Jacques Boissinot/The Canadian Press Naomie Tremblay-Trudeau.

Pour la première fois depuis l’incident où une jeune manifestante a été blessée par une bonbonne de gaz lacrymogène tirée en plein visage à bout portant, jeudi dernier, le syndicat des policiers de Québec sort de sa réserve.

Dans un communiqué diffusé lundi, la Fraternité des policiers de Québec (FPPVQ) ainsi que la Fédération des policiers municipaux du Québec (FPMQ), à laquelle elle est affiliée, disent vouloir éviter les débordements lors des manifestations et réitèrent «sans équivoque l’importance de pouvoir manifester selon ses convictions».

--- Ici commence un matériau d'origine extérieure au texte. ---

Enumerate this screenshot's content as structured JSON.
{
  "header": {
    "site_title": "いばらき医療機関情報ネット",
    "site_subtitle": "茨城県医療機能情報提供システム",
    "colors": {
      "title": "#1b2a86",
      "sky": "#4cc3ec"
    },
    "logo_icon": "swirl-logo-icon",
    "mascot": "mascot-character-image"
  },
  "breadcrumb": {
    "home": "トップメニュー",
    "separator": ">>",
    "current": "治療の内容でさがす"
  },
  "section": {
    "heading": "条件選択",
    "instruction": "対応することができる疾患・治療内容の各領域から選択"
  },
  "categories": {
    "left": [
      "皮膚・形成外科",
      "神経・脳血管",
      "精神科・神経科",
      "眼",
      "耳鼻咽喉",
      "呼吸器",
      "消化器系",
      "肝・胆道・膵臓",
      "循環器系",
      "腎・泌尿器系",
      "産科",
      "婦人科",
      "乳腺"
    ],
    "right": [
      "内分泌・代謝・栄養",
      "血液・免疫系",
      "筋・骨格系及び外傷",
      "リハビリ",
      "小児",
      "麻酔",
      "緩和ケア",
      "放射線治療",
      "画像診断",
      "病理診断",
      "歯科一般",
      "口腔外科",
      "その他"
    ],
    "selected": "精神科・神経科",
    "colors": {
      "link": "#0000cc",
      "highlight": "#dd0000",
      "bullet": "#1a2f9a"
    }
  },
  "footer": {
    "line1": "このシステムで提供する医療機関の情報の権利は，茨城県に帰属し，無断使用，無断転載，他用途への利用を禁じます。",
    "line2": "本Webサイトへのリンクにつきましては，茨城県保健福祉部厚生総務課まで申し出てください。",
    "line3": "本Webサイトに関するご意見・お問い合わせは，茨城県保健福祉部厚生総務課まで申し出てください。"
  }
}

En aucun moment la jeune Naomie Tremblay-Trudeau, l’étudiante de 18 ans du cégep F-X Garneau qui a été blessée lors de la manifestation devant l’Assemblée nationale, n’est-elle mentionnée dans le communiqué.

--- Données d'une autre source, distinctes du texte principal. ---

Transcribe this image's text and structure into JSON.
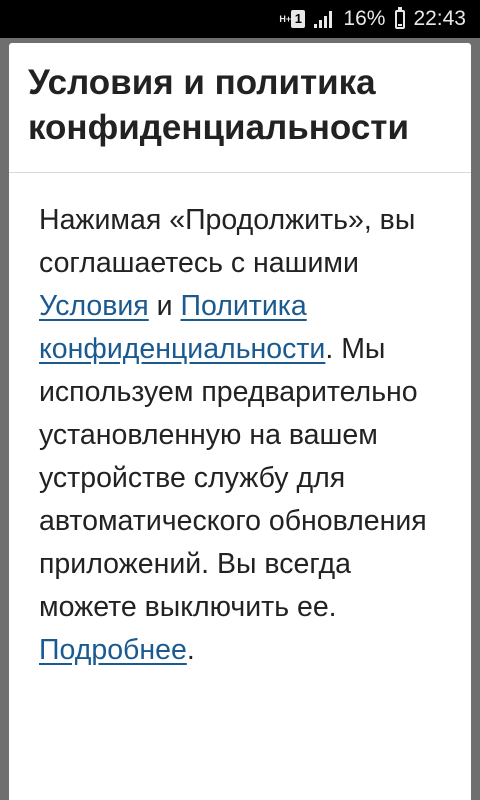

Tout au plus, le président de la Fraternité, Marc Richard, dit se désoler de la tournure des événements et ajoute qu’«à chaque fois qu’un individu est blessé, que ce soit un manifestant ou un policier, c’est un événement triste».

La Fédération fait valoir que ses membres travaillent «dans un contexte extrêmement difficile» et soutient qu’il est possible de manifester dans le respect de quelques règles permettant aux policiers de faire leur travail. Son vice-président, Paulin Aubé, invite les manifestants à fournir leur itinéraire, à manifester à visage découvert et à respecter les avis de dispersion.

Marc Richard invite par ailleurs l’ensemble des intervenants publics à se montrer prudents dans leurs commentaires avant la publication des résultats de l’analyse de l’opération du 26 mars dernier.

Après avoir initialement blâmé les manifestants, le maire de Québec, Régis Labeaume, a fait marche arrière pour reconnaître que le tir de gaz lacrymogène sur l’adolescente avait été une erreur.

La ministre de la Sécurité publique, Lise Thériault, s’est pour sa part dite «troublée» après avoir vu les images de la confrontation qu’elle a qualifiées de «choquantes».

De son côté, l’ex-ministre Serge Ménard, qui avait dirigé une commission d’enquête sur les manifestations du «printemps érable» de 2012, a déclaré que rien ne justifiait le fait de viser un projectile au visage d’un étudiant à moins d’être en danger de mort.

Naomie Tremblay-Trudeau n’a pas écarté la possibilité d’intenter des poursuites contre le policier en question.

L’affaire a aggravé la polarisation d’un débat qui n’en avait guère besoin. Les réseaux sociaux ont vu apparaître des pages tant de soutien à l’étudiante que de dénonciation de celle-ci, alors que le même phénomène de positions diamétralement opposées s’est produit dans le cas du policier.